Segundo Quintão, não havia necessariamente, a princípio, relação entre o espancamento do rapaz e xenofobia ou racismo.
"Mas após o início das agressões, o fato de ele ser negro e não ser brasileiro, ser africano, fez com que as pessoas ignorassem aquele espancamento", declara.
"Havia pessoas assistindo aquilo e o quiosque continuou funcionando normalmente depois que ele morreu, como se nada tivesse acontecido. Aí temos a dose de racismo estrutural. Era apenas mais um corpo negro morto, uma situação banalizada pela sociedade", acrescenta.
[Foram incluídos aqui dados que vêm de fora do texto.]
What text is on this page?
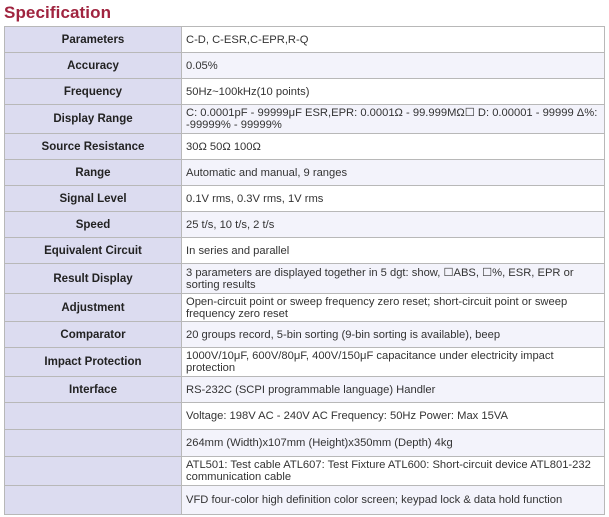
Specification
Parameters	C-D, C-ESR,C-EPR,R-Q
Accuracy	0.05%
Frequency	50Hz~100kHz(10 points)
Display Range	C: 0.0001pF - 99999μF ESR,EPR: 0.0001Ω - 99.999MΩ☐ D: 0.00001 - 99999 Δ%: -99999% - 99999%
Source Resistance	30Ω 50Ω 100Ω
Range	Automatic and manual, 9 ranges
Signal Level	0.1V rms, 0.3V rms, 1V rms
Speed	25 t/s, 10 t/s, 2 t/s
Equivalent Circuit	In series and parallel
Result Display	3 parameters are displayed together in 5 dgt: show, ☐ABS, ☐%, ESR, EPR or sorting results
Adjustment	Open-circuit point or sweep frequency zero reset; short-circuit point or sweep frequency zero reset
Comparator	20 groups record, 5-bin sorting (9-bin sorting is available), beep
Impact Protection	1000V/10μF, 600V/80μF, 400V/150μF capacitance under electricity impact protection
Interface	RS-232C (SCPI programmable language) Handler
	Voltage: 198V AC - 240V AC Frequency: 50Hz Power: Max 15VA
	264mm (Width)x107mm (Height)x350mm (Depth) 4kg
	ATL501: Test cable ATL607: Test Fixture ATL600: Short-circuit device ATL801-232 communication cable
	VFD four-color high definition color screen; keypad lock & data hold function
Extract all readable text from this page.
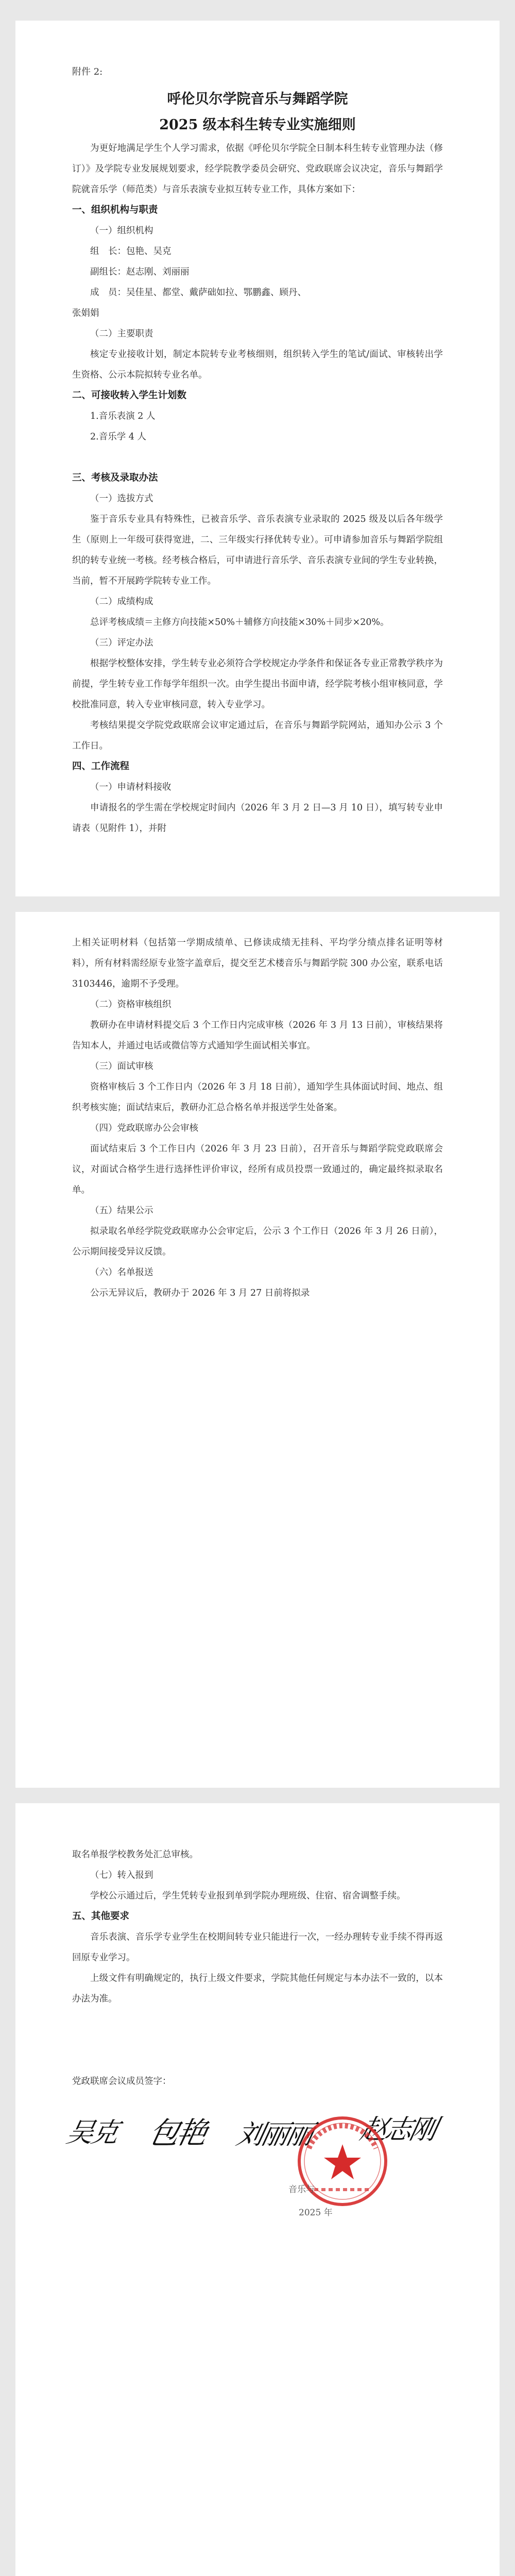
附件 2:
呼伦贝尔学院音乐与舞蹈学院
2025 级本科生转专业实施细则
为更好地满足学生个人学习需求，依据《呼伦贝尔学院全日制本科生转专业管理办法（修订）》及学院专业发展规划要求，经学院教学委员会研究、党政联席会议决定，音乐与舞蹈学院就音乐学（师范类）与音乐表演专业拟互转专业工作，具体方案如下：
一、组织机构与职责
（一）组织机构
组　长：包艳、吴克
副组长：赵志刚、刘丽丽
成　员：吴佳星、都堂、戴萨础如拉、鄂鹏鑫、顾丹、
张娟娟
（二）主要职责
核定专业接收计划，制定本院转专业考核细则，组织转入学生的笔试/面试、审核转出学生资格、公示本院拟转专业名单。
二、可接收转入学生计划数
1.音乐表演 2 人
2.音乐学 4 人
三、考核及录取办法
（一）选拔方式
鉴于音乐专业具有特殊性，已被音乐学、音乐表演专业录取的 2025 级及以后各年级学生（原则上一年级可获得宽进，二、三年级实行择优转专业）。可申请参加音乐与舞蹈学院组织的转专业统一考核。经考核合格后，可申请进行音乐学、音乐表演专业间的学生专业转换，当前，暂不开展跨学院转专业工作。
（二）成绩构成
总评考核成绩＝主修方向技能×50%＋辅修方向技能×30%＋同步×20%。
（三）评定办法
根据学校整体安排，学生转专业必须符合学校规定办学条件和保证各专业正常教学秩序为前提，学生转专业工作每学年组织一次。由学生提出书面申请，经学院考核小组审核同意，学校批准同意，转入专业审核同意，转入专业学习。
考核结果提交学院党政联席会议审定通过后，在音乐与舞蹈学院网站，通知办公示 3 个工作日。
四、工作流程
（一）申请材料接收
申请报名的学生需在学校规定时间内（2026 年 3 月 2 日—3 月 10 日），填写转专业申请表（见附件 1），并附
上相关证明材料（包括第一学期成绩单、已修读成绩无挂科、平均学分绩点排名证明等材料），所有材料需经原专业签字盖章后，提交至艺术楼音乐与舞蹈学院 300 办公室，联系电话 3103446，逾期不予受理。
（二）资格审核组织
教研办在申请材料提交后 3 个工作日内完成审核（2026 年 3 月 13 日前），审核结果将告知本人，并通过电话或微信等方式通知学生面试相关事宜。
（三）面试审核
资格审核后 3 个工作日内（2026 年 3 月 18 日前），通知学生具体面试时间、地点、组织考核实施；面试结束后，教研办汇总合格名单并报送学生处备案。
（四）党政联席办公会审核
面试结束后 3 个工作日内（2026 年 3 月 23 日前），召开音乐与舞蹈学院党政联席会议，对面试合格学生进行选择性评价审议，经所有成员投票一致通过的，确定最终拟录取名单。
（五）结果公示
拟录取名单经学院党政联席办公会审定后，公示 3 个工作日（2026 年 3 月 26 日前），公示期间接受异议反馈。
（六）名单报送
公示无异议后，教研办于 2026 年 3 月 27 日前将拟录
取名单报学校教务处汇总审核。
（七）转入报到
学校公示通过后，学生凭转专业报到单到学院办理班级、住宿、宿舍调整手续。
五、其他要求
音乐表演、音乐学专业学生在校期间转专业只能进行一次，一经办理转专业手续不得再返回原专业学习。
上级文件有明确规定的，执行上级文件要求，学院其他任何规定与本办法不一致的，以本办法为准。
党政联席会议成员签字：
吴克 包艳 刘丽丽 赵志刚
音乐与
2025 年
Dias após o crime, a comunidade congolesa no Brasil lamentou a morte do jovem por meio de uma nota e disse que o caso não manifesta somente "o racismo estrutural na sociedade brasileira, mas claramente demonstra a xenofobia dentro das suas formas contra o estrangeiro".
No sábado (29/1), familiares e amigos protestaram contra a morte do jovem em frente ao quiosque. Eles cobraram que os responsáveis pelo crime sejam punidos. Nas redes sociais, milhares de pessoas passaram a compartilhar a imagem de Moïse pedindo que o caso não seja esquecido.